Add an additional taint step that (heuristically) taints a local variable if it is a pointer, and it is passed to a function in a parameter position that taints it.

class TaintedFormatConfig extends TaintTracking::Configuration {
  override predicate isAdditionalTaintStep(DataFlow::Node pred,
                                           DataFlow::Node succ) {
    exists (Call c, Expr arg, LocalVariable lv |
      arg = c.getAnArgument() and
      arg = pred.asExpr() and
      arg.getFullyConverted().getUnderlyingType() instanceof PointerType and
      arg = lv.getAnAccess() and
      succ.asUninitialized() = lv
    )
  }
  ...
}

Defining sanitizers

Add a sanitizer, stopping propagation at parameters of formatting functions, to avoid double-reporting:

class TaintedFormatConfig extends TaintTracking::Configuration {
  override predicate isSanitizer(DataFlow::Node nd) {
    exists (FormattingFunction ff, int idx |
      idx = ff.getFormatParameterIndex() and
      nd = DataFlow::parameterNode(ff.getParameter(idx))
    )
  }
  ...
}

Data flow models

  • To provide models of data/taint flow through library functions, you can implement subclasses of DataFlowFunction (from semmle.code.cpp.models.interfaces.DataFlow) and TaintFunction (from semmle.code.cpp.models.interfaces.Taint), respectively

  • Example: model of taint flow from third to first parameter of memcpy

    class MemcpyFunction extends TaintFunction {
          MemcpyFunction() { this.hasName("memcpy") }
          override predicate hasTaintFlow(FunctionInput i, FunctionOutput o)
              i.isInParameter(2) and o.isOutParameterPointer(0)
          }
    }
    

Note

See the API documentation for more details about FunctionInput and FunctionOutput.

Extra slides

Exercise: How not to do global data flow

Implement a flowStep predicate extending localFlowStep with steps through function calls and returns.
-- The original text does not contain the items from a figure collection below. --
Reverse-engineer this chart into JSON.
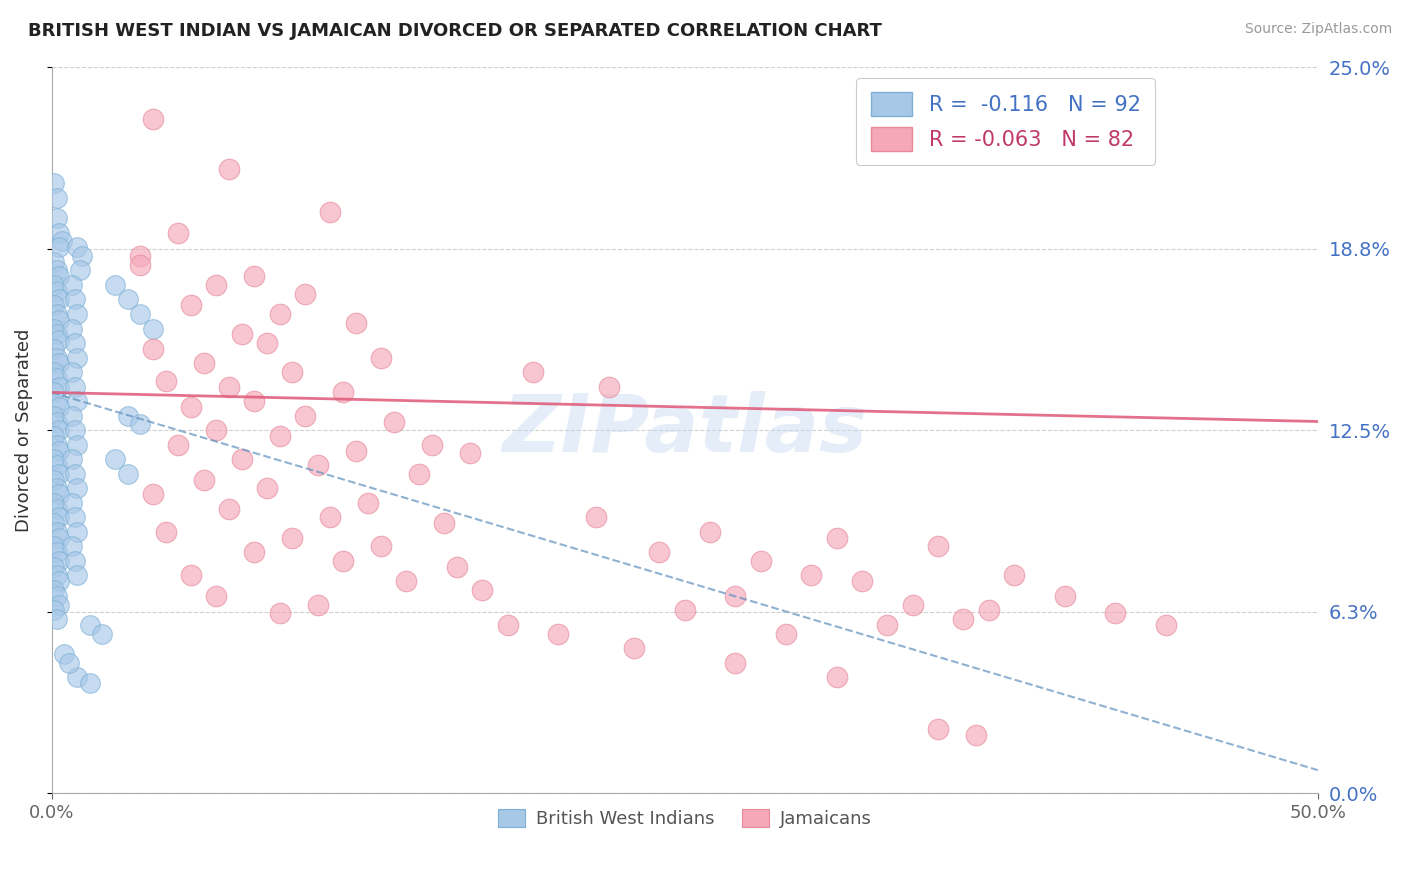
{
  "title": "BRITISH WEST INDIAN VS JAMAICAN DIVORCED OR SEPARATED CORRELATION CHART",
  "source": "Source: ZipAtlas.com",
  "ylabel": "Divorced or Separated",
  "xmin": 0.0,
  "xmax": 0.5,
  "ymin": 0.0,
  "ymax": 0.25,
  "ytick_labels": [
    "0.0%",
    "6.3%",
    "12.5%",
    "18.8%",
    "25.0%"
  ],
  "ytick_values": [
    0.0,
    0.0625,
    0.125,
    0.1875,
    0.25
  ],
  "xtick_labels": [
    "0.0%",
    "50.0%"
  ],
  "xtick_values": [
    0.0,
    0.5
  ],
  "legend_blue_label": "British West Indians",
  "legend_pink_label": "Jamaicans",
  "blue_color": "#a8c8e8",
  "pink_color": "#f4a8b8",
  "blue_edge_color": "#7bafd4",
  "pink_edge_color": "#e8889a",
  "blue_line_color": "#6090c0",
  "pink_line_color": "#e05878",
  "watermark": "ZIPatlas",
  "blue_points": [
    [
      0.001,
      0.21
    ],
    [
      0.002,
      0.205
    ],
    [
      0.002,
      0.198
    ],
    [
      0.003,
      0.193
    ],
    [
      0.004,
      0.19
    ],
    [
      0.003,
      0.188
    ],
    [
      0.001,
      0.183
    ],
    [
      0.002,
      0.18
    ],
    [
      0.003,
      0.178
    ],
    [
      0.001,
      0.175
    ],
    [
      0.002,
      0.173
    ],
    [
      0.003,
      0.17
    ],
    [
      0.001,
      0.168
    ],
    [
      0.002,
      0.165
    ],
    [
      0.003,
      0.163
    ],
    [
      0.001,
      0.16
    ],
    [
      0.002,
      0.158
    ],
    [
      0.003,
      0.156
    ],
    [
      0.001,
      0.153
    ],
    [
      0.002,
      0.15
    ],
    [
      0.003,
      0.148
    ],
    [
      0.001,
      0.145
    ],
    [
      0.002,
      0.143
    ],
    [
      0.003,
      0.14
    ],
    [
      0.001,
      0.138
    ],
    [
      0.002,
      0.135
    ],
    [
      0.003,
      0.133
    ],
    [
      0.001,
      0.13
    ],
    [
      0.002,
      0.128
    ],
    [
      0.003,
      0.125
    ],
    [
      0.001,
      0.123
    ],
    [
      0.002,
      0.12
    ],
    [
      0.003,
      0.118
    ],
    [
      0.001,
      0.115
    ],
    [
      0.002,
      0.113
    ],
    [
      0.003,
      0.11
    ],
    [
      0.001,
      0.108
    ],
    [
      0.002,
      0.105
    ],
    [
      0.003,
      0.103
    ],
    [
      0.001,
      0.1
    ],
    [
      0.002,
      0.098
    ],
    [
      0.003,
      0.095
    ],
    [
      0.001,
      0.093
    ],
    [
      0.002,
      0.09
    ],
    [
      0.003,
      0.088
    ],
    [
      0.001,
      0.085
    ],
    [
      0.002,
      0.083
    ],
    [
      0.003,
      0.08
    ],
    [
      0.001,
      0.078
    ],
    [
      0.002,
      0.075
    ],
    [
      0.003,
      0.073
    ],
    [
      0.001,
      0.07
    ],
    [
      0.002,
      0.068
    ],
    [
      0.003,
      0.065
    ],
    [
      0.001,
      0.063
    ],
    [
      0.002,
      0.06
    ],
    [
      0.01,
      0.188
    ],
    [
      0.012,
      0.185
    ],
    [
      0.011,
      0.18
    ],
    [
      0.008,
      0.175
    ],
    [
      0.009,
      0.17
    ],
    [
      0.01,
      0.165
    ],
    [
      0.008,
      0.16
    ],
    [
      0.009,
      0.155
    ],
    [
      0.01,
      0.15
    ],
    [
      0.008,
      0.145
    ],
    [
      0.009,
      0.14
    ],
    [
      0.01,
      0.135
    ],
    [
      0.008,
      0.13
    ],
    [
      0.009,
      0.125
    ],
    [
      0.01,
      0.12
    ],
    [
      0.008,
      0.115
    ],
    [
      0.009,
      0.11
    ],
    [
      0.01,
      0.105
    ],
    [
      0.008,
      0.1
    ],
    [
      0.009,
      0.095
    ],
    [
      0.01,
      0.09
    ],
    [
      0.008,
      0.085
    ],
    [
      0.009,
      0.08
    ],
    [
      0.01,
      0.075
    ],
    [
      0.025,
      0.175
    ],
    [
      0.03,
      0.17
    ],
    [
      0.025,
      0.115
    ],
    [
      0.03,
      0.11
    ],
    [
      0.015,
      0.058
    ],
    [
      0.02,
      0.055
    ],
    [
      0.01,
      0.04
    ],
    [
      0.015,
      0.038
    ],
    [
      0.005,
      0.048
    ],
    [
      0.007,
      0.045
    ],
    [
      0.035,
      0.165
    ],
    [
      0.04,
      0.16
    ],
    [
      0.03,
      0.13
    ],
    [
      0.035,
      0.127
    ]
  ],
  "pink_points": [
    [
      0.04,
      0.232
    ],
    [
      0.07,
      0.215
    ],
    [
      0.11,
      0.2
    ],
    [
      0.05,
      0.193
    ],
    [
      0.035,
      0.185
    ],
    [
      0.035,
      0.182
    ],
    [
      0.08,
      0.178
    ],
    [
      0.065,
      0.175
    ],
    [
      0.1,
      0.172
    ],
    [
      0.055,
      0.168
    ],
    [
      0.09,
      0.165
    ],
    [
      0.12,
      0.162
    ],
    [
      0.075,
      0.158
    ],
    [
      0.085,
      0.155
    ],
    [
      0.04,
      0.153
    ],
    [
      0.13,
      0.15
    ],
    [
      0.06,
      0.148
    ],
    [
      0.095,
      0.145
    ],
    [
      0.045,
      0.142
    ],
    [
      0.07,
      0.14
    ],
    [
      0.115,
      0.138
    ],
    [
      0.08,
      0.135
    ],
    [
      0.055,
      0.133
    ],
    [
      0.1,
      0.13
    ],
    [
      0.135,
      0.128
    ],
    [
      0.065,
      0.125
    ],
    [
      0.09,
      0.123
    ],
    [
      0.05,
      0.12
    ],
    [
      0.12,
      0.118
    ],
    [
      0.075,
      0.115
    ],
    [
      0.105,
      0.113
    ],
    [
      0.145,
      0.11
    ],
    [
      0.06,
      0.108
    ],
    [
      0.085,
      0.105
    ],
    [
      0.04,
      0.103
    ],
    [
      0.125,
      0.1
    ],
    [
      0.07,
      0.098
    ],
    [
      0.11,
      0.095
    ],
    [
      0.155,
      0.093
    ],
    [
      0.045,
      0.09
    ],
    [
      0.095,
      0.088
    ],
    [
      0.13,
      0.085
    ],
    [
      0.08,
      0.083
    ],
    [
      0.115,
      0.08
    ],
    [
      0.16,
      0.078
    ],
    [
      0.055,
      0.075
    ],
    [
      0.14,
      0.073
    ],
    [
      0.17,
      0.07
    ],
    [
      0.065,
      0.068
    ],
    [
      0.105,
      0.065
    ],
    [
      0.09,
      0.062
    ],
    [
      0.18,
      0.058
    ],
    [
      0.2,
      0.055
    ],
    [
      0.215,
      0.095
    ],
    [
      0.26,
      0.09
    ],
    [
      0.31,
      0.088
    ],
    [
      0.35,
      0.085
    ],
    [
      0.24,
      0.083
    ],
    [
      0.28,
      0.08
    ],
    [
      0.3,
      0.075
    ],
    [
      0.32,
      0.073
    ],
    [
      0.27,
      0.068
    ],
    [
      0.34,
      0.065
    ],
    [
      0.15,
      0.12
    ],
    [
      0.165,
      0.117
    ],
    [
      0.19,
      0.145
    ],
    [
      0.22,
      0.14
    ],
    [
      0.38,
      0.075
    ],
    [
      0.25,
      0.063
    ],
    [
      0.29,
      0.055
    ],
    [
      0.36,
      0.06
    ],
    [
      0.4,
      0.068
    ],
    [
      0.42,
      0.062
    ],
    [
      0.44,
      0.058
    ],
    [
      0.33,
      0.058
    ],
    [
      0.37,
      0.063
    ],
    [
      0.23,
      0.05
    ],
    [
      0.27,
      0.045
    ],
    [
      0.31,
      0.04
    ],
    [
      0.35,
      0.022
    ],
    [
      0.365,
      0.02
    ]
  ]
}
Why might we not want to use this?

predicate stepIn(Call c, DataFlow::Node arg, DataFlow::ParameterNode parm) {
  exists(int i | arg.asExpr() = c.getArgument(i) |
    parm.asParameter() = c.getTarget().getParameter(i))
}

predicate stepOut(Call c, DataFlow::Node ret, DataFlow::Node res) {
  exists(ReturnStmt retStmt | retStmt.getEnclosingFunction() = c.getTarget() |
    ret.asExpr() = retStmt.getExpr() and res.asExpr() = c)
}

predicate flowStep(DataFlow::Node pred, DataFlow::Node succ) {
  DataFlow::localFlowStep(pred, succ) or
  stepIn(_, pred, succ) or
  stepOut(_, pred, succ)
}

Mismatched calls and returns

Balancing calls and returns

  • If we simply take flowStep*, we might mismatch calls and returns, causing imprecision, which in turn may cause false positives.
  • Instead, make sure that matching stepIn/stepOut pairs talk about the same call site:
predicate balancedPath(DataFlow::Node src, DataFlow::Node snk) {
  src = snk or DataFlow::localFlowStep(src, snk) or
  exists(DataFlow::Node m | balancedPath(src, m) | balancedPath(m, snk)) or
  exists(Call c, DataFlow::Node parm, DataFlow::Node ret |
    stepIn(c, src, parm) and
    balancedPath(parm, ret) and
    stepOut(c, ret, snk)
  )
}

Summary-based global data flow

  • To avoid traversing the same paths many times, we compute function summaries that record if a function parameter flows into a return value:

    predicate returnsParameter(Function f, int i) {
      exists (Parameter p, ReturnStmt retStmt, Expr ret |
        p = f.getParameter(i) and
        retStmt.getEnclosingFunction() = f and
        ret = retStmt.getExpr() and
        balancedPath(DataFlow::parameterNode(p), DataFlow::exprNode(ret))
      )
    }
    
  • Use this predicate in balancedPath instead of stepIn/stepOut pairs.